Estima-se que 65.000 pessoas morreram no campo perto da atual Gdansk, incluindo “prisioneiros judeus, guerrilheiros poloneses e prisioneiros de guerra russos soviéticos”, disseram os promotores.

Entre junho de 1943 e abril de 1945, Furchner trabalhou no escritório do comandante do campo, Paul Werner Hoppe.

De acordo com o processo contra ela, ela ditava as ordens do oficial da SS e cuidava de sua correspondência.

O promotor público Maxi Wantzen no final do mês passado pediu aos juízes que proferissem uma sentença suspensa de dois anos – a mais longa possível sem prisão.

“Este julgamento é de grande importância histórica”, disse Wantzen, acrescentando que foi “potencialmente, devido à passagem do tempo, o último de seu tipo”.

Furchner sentou-se impassivelmente em uma cadeira de rodas durante todo o processo em que vários sobreviventes do campo de Stutthof ofereceram relatos dolorosos de seu sofrimento.

Cerca de arame farpado e uma torre de vigia são vistas no antigo campo de extermínio nazista Stutthof, em Sztutowo, em 21 de julho de 2020. (Wojtek RADWANSKI / AFP)

Wantzen agradeceu às testemunhas, muitas das quais também serviram como co-queixosas, dizendo que haviam contado sobre o “inferno absoluto” do campo.

“Eles sentem que é seu dever, embora tenham que invocar a dor repetidamente para cumpri-la”, disse ela.

Tempo acabando

O promotor disse aos juízes que o trabalho administrativo da ré “assegurou o bom andamento do campo” e deu a ela “conhecimento de todas as ocorrências e eventos em Stutthof”.

Além disso, “condições de risco de vida”, como escassez de alimentos e água e a disseminação de doenças mortais, incluindo tifo, foram intencionalmente mantidas e imediatamente aparentes, disse ela.

Embora as péssimas condições do campo e o trabalho duro tenham ceifado o maior número de vidas, os nazistas também operavam câmaras de gás e instalações de fuzilamento para exterminar centenas de pessoas consideradas inaptas para o trabalho.

Wantzen disse que, apesar da idade avançada do réu, “ainda é importante realizar tal julgamento” e completar o registro histórico à medida que os sobreviventes morrem.

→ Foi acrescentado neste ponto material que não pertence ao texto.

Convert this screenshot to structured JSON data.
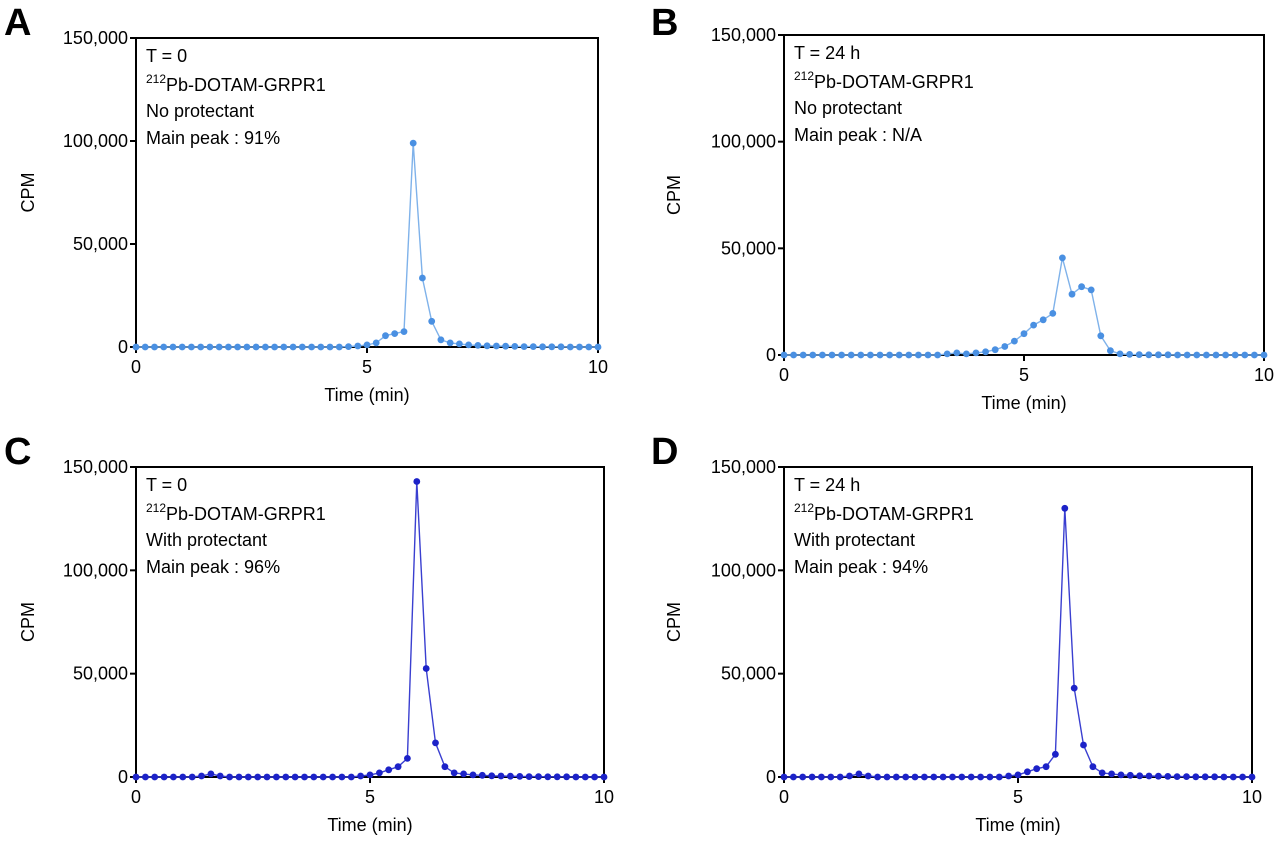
{
  "figure": {
    "panels": [
      {
        "letter": "A",
        "annot": [
          "T = 0",
          "Pb-DOTAM-GRPR1",
          "No protectant",
          "Main peak : 91%"
        ],
        "sup": "212"
      },
      {
        "letter": "B",
        "annot": [
          "T = 24 h",
          "Pb-DOTAM-GRPR1",
          "No protectant",
          "Main peak : N/A"
        ],
        "sup": "212"
      },
      {
        "letter": "C",
        "annot": [
          "T = 0",
          "Pb-DOTAM-GRPR1",
          "With protectant",
          "Main peak : 96%"
        ],
        "sup": "212"
      },
      {
        "letter": "D",
        "annot": [
          "T = 24 h",
          "Pb-DOTAM-GRPR1",
          "With protectant",
          "Main peak : 94%"
        ],
        "sup": "212"
      }
    ]
  },
  "chart_data": [
    {
      "type": "line",
      "panel": "A",
      "xlabel": "Time (min)",
      "ylabel": "CPM",
      "xlim": [
        0,
        10
      ],
      "ylim": [
        0,
        150000
      ],
      "xticks": [
        "0",
        "5",
        "10"
      ],
      "yticks": [
        "0",
        "50,000",
        "100,000",
        "150,000"
      ],
      "color": "#4a90e2",
      "line_color": "#7fb2ea",
      "x": [
        0,
        0.2,
        0.4,
        0.6,
        0.8,
        1.0,
        1.2,
        1.4,
        1.6,
        1.8,
        2.0,
        2.2,
        2.4,
        2.6,
        2.8,
        3.0,
        3.2,
        3.4,
        3.6,
        3.8,
        4.0,
        4.2,
        4.4,
        4.6,
        4.8,
        5.0,
        5.2,
        5.4,
        5.6,
        5.8,
        6.0,
        6.2,
        6.4,
        6.6,
        6.8,
        7.0,
        7.2,
        7.4,
        7.6,
        7.8,
        8.0,
        8.2,
        8.4,
        8.6,
        8.8,
        9.0,
        9.2,
        9.4,
        9.6,
        9.8,
        10.0
      ],
      "y": [
        0,
        0,
        0,
        0,
        0,
        0,
        0,
        0,
        0,
        0,
        0,
        0,
        0,
        0,
        0,
        0,
        0,
        0,
        0,
        0,
        0,
        0,
        0,
        200,
        500,
        1000,
        2000,
        5500,
        6500,
        7500,
        99000,
        33500,
        12500,
        3500,
        2000,
        1500,
        1000,
        800,
        600,
        500,
        400,
        300,
        200,
        200,
        100,
        100,
        100,
        0,
        0,
        0,
        0
      ]
    },
    {
      "type": "line",
      "panel": "B",
      "xlabel": "Time (min)",
      "ylabel": "CPM",
      "xlim": [
        0,
        10
      ],
      "ylim": [
        0,
        150000
      ],
      "xticks": [
        "0",
        "5",
        "10"
      ],
      "yticks": [
        "0",
        "50,000",
        "100,000",
        "150,000"
      ],
      "color": "#4a90e2",
      "line_color": "#7fb2ea",
      "x": [
        0,
        0.2,
        0.4,
        0.6,
        0.8,
        1.0,
        1.2,
        1.4,
        1.6,
        1.8,
        2.0,
        2.2,
        2.4,
        2.6,
        2.8,
        3.0,
        3.2,
        3.4,
        3.6,
        3.8,
        4.0,
        4.2,
        4.4,
        4.6,
        4.8,
        5.0,
        5.2,
        5.4,
        5.6,
        5.8,
        6.0,
        6.2,
        6.4,
        6.6,
        6.8,
        7.0,
        7.2,
        7.4,
        7.6,
        7.8,
        8.0,
        8.2,
        8.4,
        8.6,
        8.8,
        9.0,
        9.2,
        9.4,
        9.6,
        9.8,
        10.0
      ],
      "y": [
        0,
        0,
        0,
        0,
        0,
        0,
        0,
        0,
        0,
        0,
        0,
        0,
        0,
        0,
        0,
        0,
        0,
        500,
        1000,
        500,
        1000,
        1500,
        2500,
        4000,
        6500,
        10000,
        14000,
        16500,
        19500,
        45500,
        28500,
        32000,
        30500,
        9000,
        2000,
        500,
        300,
        200,
        100,
        100,
        100,
        0,
        0,
        0,
        0,
        0,
        0,
        0,
        0,
        0,
        0
      ]
    },
    {
      "type": "line",
      "panel": "C",
      "xlabel": "Time (min)",
      "ylabel": "CPM",
      "xlim": [
        0,
        10
      ],
      "ylim": [
        0,
        150000
      ],
      "xticks": [
        "0",
        "5",
        "10"
      ],
      "yticks": [
        "0",
        "50,000",
        "100,000",
        "150,000"
      ],
      "color": "#1c22c8",
      "line_color": "#3a3fd0",
      "x": [
        0,
        0.2,
        0.4,
        0.6,
        0.8,
        1.0,
        1.2,
        1.4,
        1.6,
        1.8,
        2.0,
        2.2,
        2.4,
        2.6,
        2.8,
        3.0,
        3.2,
        3.4,
        3.6,
        3.8,
        4.0,
        4.2,
        4.4,
        4.6,
        4.8,
        5.0,
        5.2,
        5.4,
        5.6,
        5.8,
        6.0,
        6.2,
        6.4,
        6.6,
        6.8,
        7.0,
        7.2,
        7.4,
        7.6,
        7.8,
        8.0,
        8.2,
        8.4,
        8.6,
        8.8,
        9.0,
        9.2,
        9.4,
        9.6,
        9.8,
        10.0
      ],
      "y": [
        0,
        0,
        0,
        0,
        0,
        0,
        0,
        500,
        1500,
        500,
        0,
        0,
        0,
        0,
        0,
        0,
        0,
        0,
        0,
        0,
        0,
        0,
        0,
        0,
        500,
        1000,
        2000,
        3500,
        5000,
        9000,
        143000,
        52500,
        16500,
        5000,
        2000,
        1500,
        1000,
        800,
        600,
        500,
        400,
        300,
        200,
        200,
        100,
        100,
        100,
        0,
        0,
        0,
        0
      ]
    },
    {
      "type": "line",
      "panel": "D",
      "xlabel": "Time (min)",
      "ylabel": "CPM",
      "xlim": [
        0,
        10
      ],
      "ylim": [
        0,
        150000
      ],
      "xticks": [
        "0",
        "5",
        "10"
      ],
      "yticks": [
        "0",
        "50,000",
        "100,000",
        "150,000"
      ],
      "color": "#1c22c8",
      "line_color": "#3a3fd0",
      "x": [
        0,
        0.2,
        0.4,
        0.6,
        0.8,
        1.0,
        1.2,
        1.4,
        1.6,
        1.8,
        2.0,
        2.2,
        2.4,
        2.6,
        2.8,
        3.0,
        3.2,
        3.4,
        3.6,
        3.8,
        4.0,
        4.2,
        4.4,
        4.6,
        4.8,
        5.0,
        5.2,
        5.4,
        5.6,
        5.8,
        6.0,
        6.2,
        6.4,
        6.6,
        6.8,
        7.0,
        7.2,
        7.4,
        7.6,
        7.8,
        8.0,
        8.2,
        8.4,
        8.6,
        8.8,
        9.0,
        9.2,
        9.4,
        9.6,
        9.8,
        10.0
      ],
      "y": [
        0,
        0,
        0,
        0,
        0,
        0,
        0,
        500,
        1500,
        500,
        0,
        0,
        0,
        0,
        0,
        0,
        0,
        0,
        0,
        0,
        0,
        0,
        0,
        0,
        500,
        1000,
        2500,
        4000,
        5000,
        11000,
        130000,
        43000,
        15500,
        5000,
        2000,
        1500,
        1000,
        800,
        600,
        500,
        400,
        300,
        200,
        200,
        100,
        100,
        100,
        0,
        0,
        0,
        0
      ]
    }
  ]
}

Oficial de justiça no tribunal antes do julgamento de Irmgard Furchner, ex-secretária de 96 anos do comandante da SS do campo de concentração de Stutthof, em Itzehoe, Alemanha, em 30 de setembro de 2021. (Markus Schreiber/AP)

Setenta e sete anos após o fim da Segunda Guerra Mundial, o tempo está se esgotando para levar à justiça os criminosos ligados ao Holocausto.

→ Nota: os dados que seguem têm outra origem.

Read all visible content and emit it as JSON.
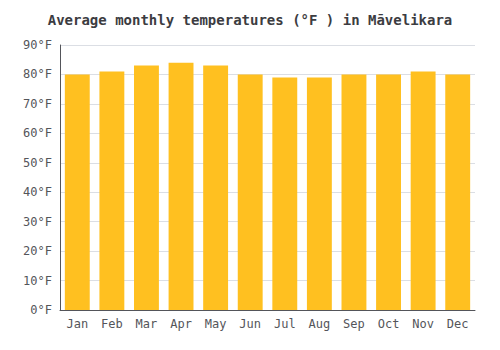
{
  "chart_data": {
    "type": "bar",
    "title": "Average monthly temperatures (°F ) in Māvelikara",
    "categories": [
      "Jan",
      "Feb",
      "Mar",
      "Apr",
      "May",
      "Jun",
      "Jul",
      "Aug",
      "Sep",
      "Oct",
      "Nov",
      "Dec"
    ],
    "values": [
      80,
      81,
      83,
      84,
      83,
      80,
      79,
      79,
      80,
      80,
      81,
      80
    ],
    "color": "#FFC020",
    "ylim": [
      0,
      90
    ],
    "yticks": [
      {
        "value": 0,
        "label": "0°F"
      },
      {
        "value": 10,
        "label": "10°F"
      },
      {
        "value": 20,
        "label": "20°F"
      },
      {
        "value": 30,
        "label": "30°F"
      },
      {
        "value": 40,
        "label": "40°F"
      },
      {
        "value": 50,
        "label": "50°F"
      },
      {
        "value": 60,
        "label": "60°F"
      },
      {
        "value": 70,
        "label": "70°F"
      },
      {
        "value": 80,
        "label": "80°F"
      },
      {
        "value": 90,
        "label": "90°F"
      }
    ],
    "grid": true
  }
}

Nos últimos anos, vários casos foram abandonados porque o acusado morreu ou ficou fisicamente incapaz de ser julgado.

A condenação em 2011 do ex-guarda John Demjanjuk, com base no fato de ele ter servido como parte da máquina de matar de Hitler, estabeleceu um precedente legal e abriu caminho para vários julgamentos.

Desde então, os tribunais proferiram vários veredictos de culpa por esses motivos, e não por assassinatos ou atrocidades diretamente ligadas ao indivíduo acusado.